Michel hatte lange still gesessen. Nun spürte er, dass er sich bewegen musste.
»Wir spielen Kickse-kickse-hu«, sagte er zur kleinen Ida und Ida lief sofort los. Kickse-kickse-hu war nämlich ein Laufspiel, das Michel sich ausgedacht hatte. So spielte man es: Man lief, als ginge es ums nackte Leben, aus der Küche in den Flur und vom Flur in die Kammer, von der Kammer in die Küche und wieder von der Küche in den Flur, rundherum, rundherum, dass es nur so pfiff. Aber Michel und Ida liefen jeder in eine andere Richtung und immer, wenn sie sich begegneten, stachen sie einander den Zeigefinger in den Bauch und schrien: »Kickse-kickse-hu!« Daher hatte das Spiel seinen Namen.
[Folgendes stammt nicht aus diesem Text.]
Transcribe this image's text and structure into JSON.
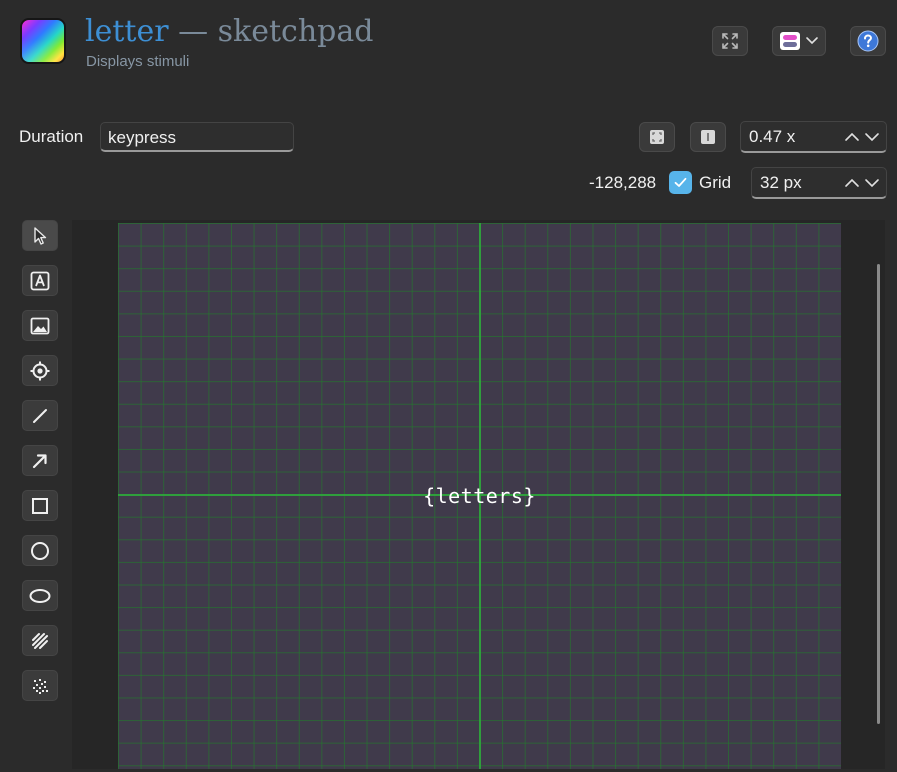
{
  "header": {
    "item_name": "letter",
    "separator": "—",
    "item_type": "sketchpad",
    "description": "Displays stimuli"
  },
  "duration": {
    "label": "Duration",
    "value": "keypress"
  },
  "view": {
    "zoom_value": "0.47 x",
    "coordinates": "-128,288",
    "grid_label": "Grid",
    "grid_enabled": true,
    "grid_size_value": "32 px"
  },
  "tools": [
    {
      "name": "select-tool",
      "icon": "cursor-arrow-icon"
    },
    {
      "name": "text-tool",
      "icon": "text-a-icon"
    },
    {
      "name": "image-tool",
      "icon": "image-icon"
    },
    {
      "name": "fixation-dot-tool",
      "icon": "fixation-dot-icon"
    },
    {
      "name": "line-tool",
      "icon": "line-icon"
    },
    {
      "name": "arrow-tool",
      "icon": "arrow-icon"
    },
    {
      "name": "rectangle-tool",
      "icon": "rectangle-icon"
    },
    {
      "name": "circle-tool",
      "icon": "circle-icon"
    },
    {
      "name": "ellipse-tool",
      "icon": "ellipse-icon"
    },
    {
      "name": "gabor-tool",
      "icon": "gabor-patch-icon"
    },
    {
      "name": "noise-patch-tool",
      "icon": "noise-patch-icon"
    }
  ],
  "canvas": {
    "text_element": "{letters}"
  },
  "colors": {
    "accent_blue": "#3d8fd4",
    "checkbox_blue": "#57b4ea",
    "canvas_background": "#403a4b",
    "grid_line": "#23782d",
    "axis_line": "#2f9e3c"
  }
}
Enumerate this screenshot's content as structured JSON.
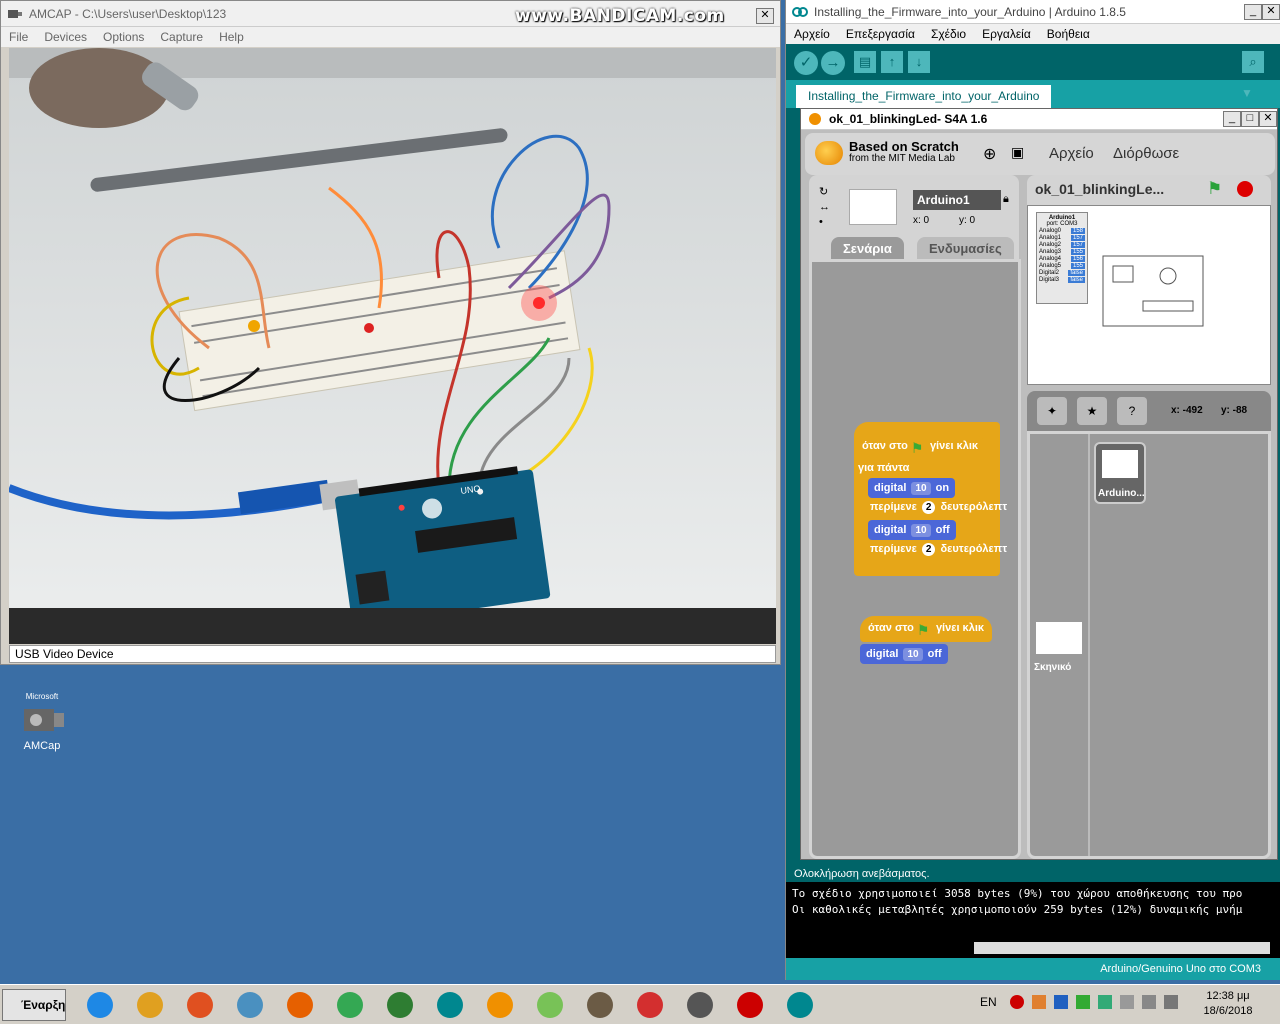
{
  "amcap": {
    "title": "AMCAP - C:\\Users\\user\\Desktop\\123",
    "menu": [
      "File",
      "Devices",
      "Options",
      "Capture",
      "Help"
    ],
    "status": "USB Video Device",
    "watermark": "www.BANDICAM.com",
    "board_label": "UNO"
  },
  "arduino": {
    "title": "Installing_the_Firmware_into_your_Arduino | Arduino 1.8.5",
    "menu": [
      "Αρχείο",
      "Επεξεργασία",
      "Σχέδιο",
      "Εργαλεία",
      "Βοήθεια"
    ],
    "tab": "Installing_the_Firmware_into_your_Arduino",
    "console_top": "Ολοκλήρωση ανεβάσματος.",
    "console_lines": [
      "Το σχέδιο χρησιμοποιεί 3058 bytes (9%) του χώρου αποθήκευσης του προ",
      "Οι καθολικές μεταβλητές χρησιμοποιούν 259 bytes (12%) δυναμικής μνήμ"
    ],
    "status": "Arduino/Genuino Uno στο COM3"
  },
  "s4a": {
    "title": "ok_01_blinkingLed- S4A 1.6",
    "based": "Based on Scratch",
    "mit": "from the MIT Media Lab",
    "menu_file": "Αρχείο",
    "menu_edit": "Διόρθωσε",
    "sprite_name": "Arduino1",
    "x_label": "x: 0",
    "y_label": "y: 0",
    "tab_scripts": "Σενάρια",
    "tab_costumes": "Ενδυμασίες",
    "project_name": "ok_01_blinkingLe...",
    "mouse_x": "x: -492",
    "mouse_y": "y: -88",
    "sprite_thumb": "Arduino...",
    "stage_label": "Σκηνικό",
    "stage_board_title": "Arduino1",
    "stage_board_port": "port: COM3",
    "stage_sensors": [
      {
        "name": "Analog0",
        "value": "158"
      },
      {
        "name": "Analog1",
        "value": "157"
      },
      {
        "name": "Analog2",
        "value": "157"
      },
      {
        "name": "Analog3",
        "value": "155"
      },
      {
        "name": "Analog4",
        "value": "156"
      },
      {
        "name": "Analog5",
        "value": "155"
      },
      {
        "name": "Digital2",
        "value": "false"
      },
      {
        "name": "Digital3",
        "value": "false"
      }
    ],
    "script1": {
      "hat_pre": "όταν στο",
      "hat_post": "γίνει κλικ",
      "forever": "για πάντα",
      "d1": "digital",
      "d1_pin": "10",
      "d1_state": "on",
      "wait1": "περίμενε",
      "wait1_val": "2",
      "wait1_unit": "δευτερόλεπτ",
      "d2": "digital",
      "d2_pin": "10",
      "d2_state": "off",
      "wait2": "περίμενε",
      "wait2_val": "2",
      "wait2_unit": "δευτερόλεπτ"
    },
    "script2": {
      "hat_pre": "όταν στο",
      "hat_post": "γίνει κλικ",
      "d": "digital",
      "d_pin": "10",
      "d_state": "off"
    }
  },
  "desktop": {
    "icon_top": "Microsoft",
    "icon_label": "AMCap"
  },
  "taskbar": {
    "start": "Έναρξη",
    "lang": "EN",
    "time": "12:38 μμ",
    "date": "18/6/2018",
    "apps": [
      "ie-icon",
      "explorer-icon",
      "media-player-icon",
      "control-panel-icon",
      "firefox-icon",
      "chrome-icon",
      "tree-app-icon",
      "arduino-icon",
      "s4a-icon",
      "android-icon",
      "gimp-icon",
      "arrow-app-icon",
      "amcap-icon",
      "bandicam-icon",
      "arduino-icon-2"
    ]
  },
  "colors": {
    "desktop": "#3a6ea5",
    "arduino_teal": "#006468",
    "arduino_light": "#4db7bb",
    "scratch_hat": "#e6a618",
    "scratch_blue": "#4b67d8"
  }
}
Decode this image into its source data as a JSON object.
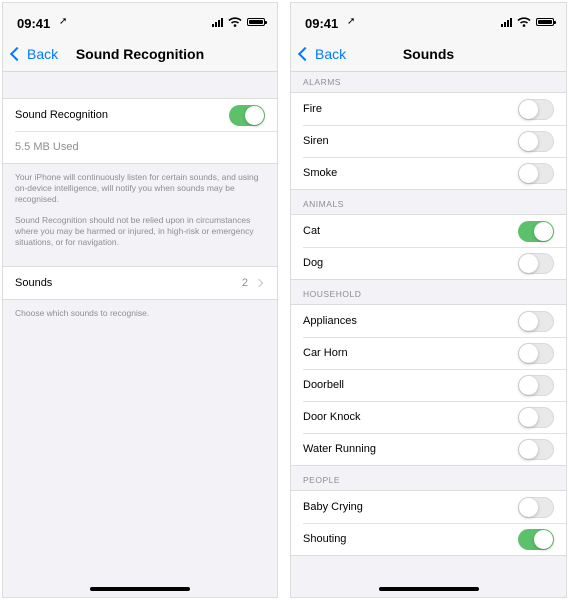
{
  "left": {
    "status": {
      "time": "09:41",
      "location_glyph": "➚"
    },
    "nav": {
      "back_label": "Back",
      "title": "Sound Recognition"
    },
    "main": {
      "toggle_label": "Sound Recognition",
      "toggle_on": true,
      "storage_used": "5.5 MB Used",
      "footer_1": "Your iPhone will continuously listen for certain sounds, and using on-device intelligence, will notify you when sounds may be recognised.",
      "footer_2": "Sound Recognition should not be relied upon in circumstances where you may be harmed or injured, in high-risk or emergency situations, or for navigation."
    },
    "sounds": {
      "label": "Sounds",
      "count": "2",
      "footer": "Choose which sounds to recognise."
    }
  },
  "right": {
    "status": {
      "time": "09:41",
      "location_glyph": "➚"
    },
    "nav": {
      "back_label": "Back",
      "title": "Sounds"
    },
    "sections": [
      {
        "header": "ALARMS",
        "items": [
          {
            "label": "Fire",
            "on": false
          },
          {
            "label": "Siren",
            "on": false
          },
          {
            "label": "Smoke",
            "on": false
          }
        ]
      },
      {
        "header": "ANIMALS",
        "items": [
          {
            "label": "Cat",
            "on": true
          },
          {
            "label": "Dog",
            "on": false
          }
        ]
      },
      {
        "header": "HOUSEHOLD",
        "items": [
          {
            "label": "Appliances",
            "on": false
          },
          {
            "label": "Car Horn",
            "on": false
          },
          {
            "label": "Doorbell",
            "on": false
          },
          {
            "label": "Door Knock",
            "on": false
          },
          {
            "label": "Water Running",
            "on": false
          }
        ]
      },
      {
        "header": "PEOPLE",
        "items": [
          {
            "label": "Baby Crying",
            "on": false
          },
          {
            "label": "Shouting",
            "on": true
          }
        ]
      }
    ]
  },
  "colors": {
    "accent": "#007aff",
    "toggle_on": "#5cc16a",
    "toggle_off": "#e9e9ea",
    "background": "#f2f2f7"
  },
  "icons": [
    "location-arrow-icon",
    "cellular-signal-icon",
    "wifi-icon",
    "battery-icon",
    "chevron-left-icon",
    "chevron-right-icon"
  ]
}
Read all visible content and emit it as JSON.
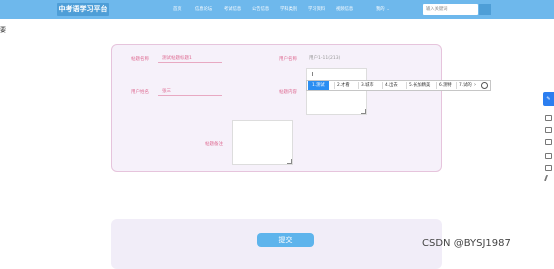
{
  "header": {
    "logo": "中考语学习平台",
    "nav": [
      "首页",
      "信息论坛",
      "考试信息",
      "公告信息",
      "学科类别",
      "学习资料",
      "视频信息"
    ],
    "user_menu": "我的",
    "user_caret": "⌄",
    "search_placeholder": "输入关键词"
  },
  "breadcrumb": "要",
  "form": {
    "labels": {
      "post_title": "帖题名称",
      "username": "用户名称",
      "user_name": "用户姓名",
      "post_content": "帖题内容",
      "remark": "帖题备注"
    },
    "values": {
      "post_title": "测试帖题标题1",
      "username": "用户1-11(213)",
      "user_name": "张三"
    },
    "content_caret": "I"
  },
  "ime": {
    "candidates": [
      "1.测试",
      "2.才看",
      "3.城市",
      "4.出去",
      "5.长加精美",
      "6.测特",
      "7.试的"
    ],
    "next_arrow": "›",
    "emoji": "☺"
  },
  "submit_label": "提交",
  "dock": {
    "active_icon": "✎"
  },
  "watermark": "CSDN @BYSJ1987",
  "colors": {
    "header_bg": "#6eb8ec",
    "accent": "#2b8ef2",
    "label_pink": "#de6b92",
    "card_bg": "#f6f1fa"
  }
}
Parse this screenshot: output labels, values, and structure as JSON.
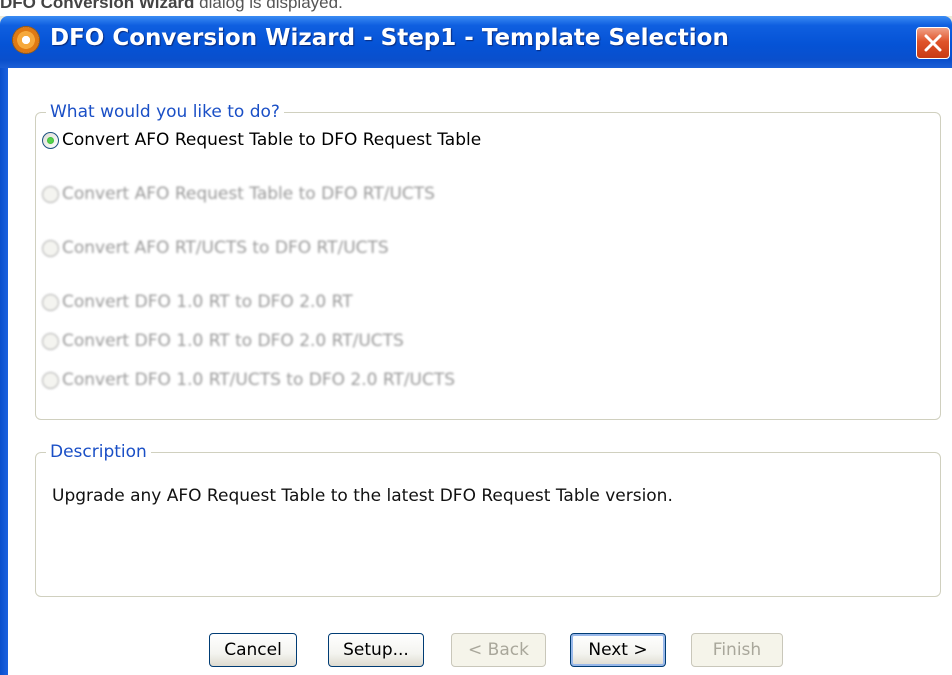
{
  "document": {
    "caption_bold": "DFO Conversion Wizard",
    "caption_rest": " dialog is displayed."
  },
  "window": {
    "title": "DFO Conversion Wizard - Step1 - Template Selection"
  },
  "options": {
    "legend": "What would you like to do?",
    "items": [
      {
        "label": "Convert AFO Request Table to DFO Request Table",
        "selected": true,
        "enabled": true
      },
      {
        "label": "Convert AFO Request Table to DFO RT/UCTS",
        "selected": false,
        "enabled": false
      },
      {
        "label": "Convert AFO RT/UCTS to DFO RT/UCTS",
        "selected": false,
        "enabled": false
      },
      {
        "label": "Convert DFO 1.0 RT to DFO 2.0 RT",
        "selected": false,
        "enabled": false
      },
      {
        "label": "Convert DFO 1.0 RT to DFO 2.0 RT/UCTS",
        "selected": false,
        "enabled": false
      },
      {
        "label": "Convert DFO 1.0 RT/UCTS to DFO 2.0 RT/UCTS",
        "selected": false,
        "enabled": false
      }
    ]
  },
  "description": {
    "legend": "Description",
    "text": "Upgrade any AFO Request Table to the latest DFO Request Table version."
  },
  "buttons": {
    "cancel": "Cancel",
    "setup": "Setup...",
    "back": "< Back",
    "next": "Next >",
    "finish": "Finish"
  },
  "colors": {
    "titlebar": "#0553d6",
    "legend_text": "#1a4fc6",
    "close_button": "#e0542a"
  }
}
Es war ein durch und durch lustiges Spiel, fanden beide, Michel und Ida.
Aber als Michel auf seiner achtundachtzigsten Runde in die Küche gerannt kam, traf er Lina. Sie hatte die Steingutschüssel in den Händen und war auf dem Weg zum Herd, um endlich die Kartoffelpuffer zu backen.
Weil Michel ihr auch etwas Spaß gönnte, bohrte er ihr den Zeigefinger in den Bauch und rief: »Kickse-
kick se-hu!« Das hätte er nicht tun sollen. Er wusste doch, wie kitzlig Lina war.
»Jiiiih!«, machte Lina und krümmte sich wie ein Wurm. Und – kann man sich so etwas Schreckliches vorstellen? – die Schüssel flog ihr aus den Händen.
Niemand weiß richtig, wie es geschah. Aber so viel steht jedenfalls fest, dass Michels Papa, der gerade, wild vor Hunger, zur Tür hereinkam, den ganzen Kartoffelpufferteig mitten ins Gesicht kriegte.
»Blupp«, sagte Michels Papa wieder, denn mehr kann man nicht sagen, wenn man das Gesicht voll Kartoffelpufferteig hat. Michel und Ida machten später daraus so etwas wie eine Redensart.
»Blupp, sagte Papa im Kartoffelpufferteig«, pflegten sie mit einem Kichern zu sagen – oder auch: »Blupp, sagte Vater im Blutklößeteig« – eins von beiden passte immer.
Jetzt aber hatte Michel keine Zeit zum Kichern, denn seine Mama nahm ihn wieder bei der Hand und rannte im Eiltempo zum Tischlerschuppen mit ihm. Hinter sich hörte Michel das Gebrüll von seinem Papa, zuerst noch vom Kartoffelpufferteig gedämpft, aber dann so, dass es über ganz Lönneberga zu hören war.
Als Michel auf dem Hauklotz saß und an seinem hundertsten Holzmännchen schnitzte, war er überhaupt nicht in Jubiläumsstimmung. Im Gegenteil, er war so wütend wie eine wild gewordene Ameise. Es war zu
viel, dreimal am selben Tag im Tischlerschuppen sitzen zu müssen, fand er – und ungerecht war es außerdem.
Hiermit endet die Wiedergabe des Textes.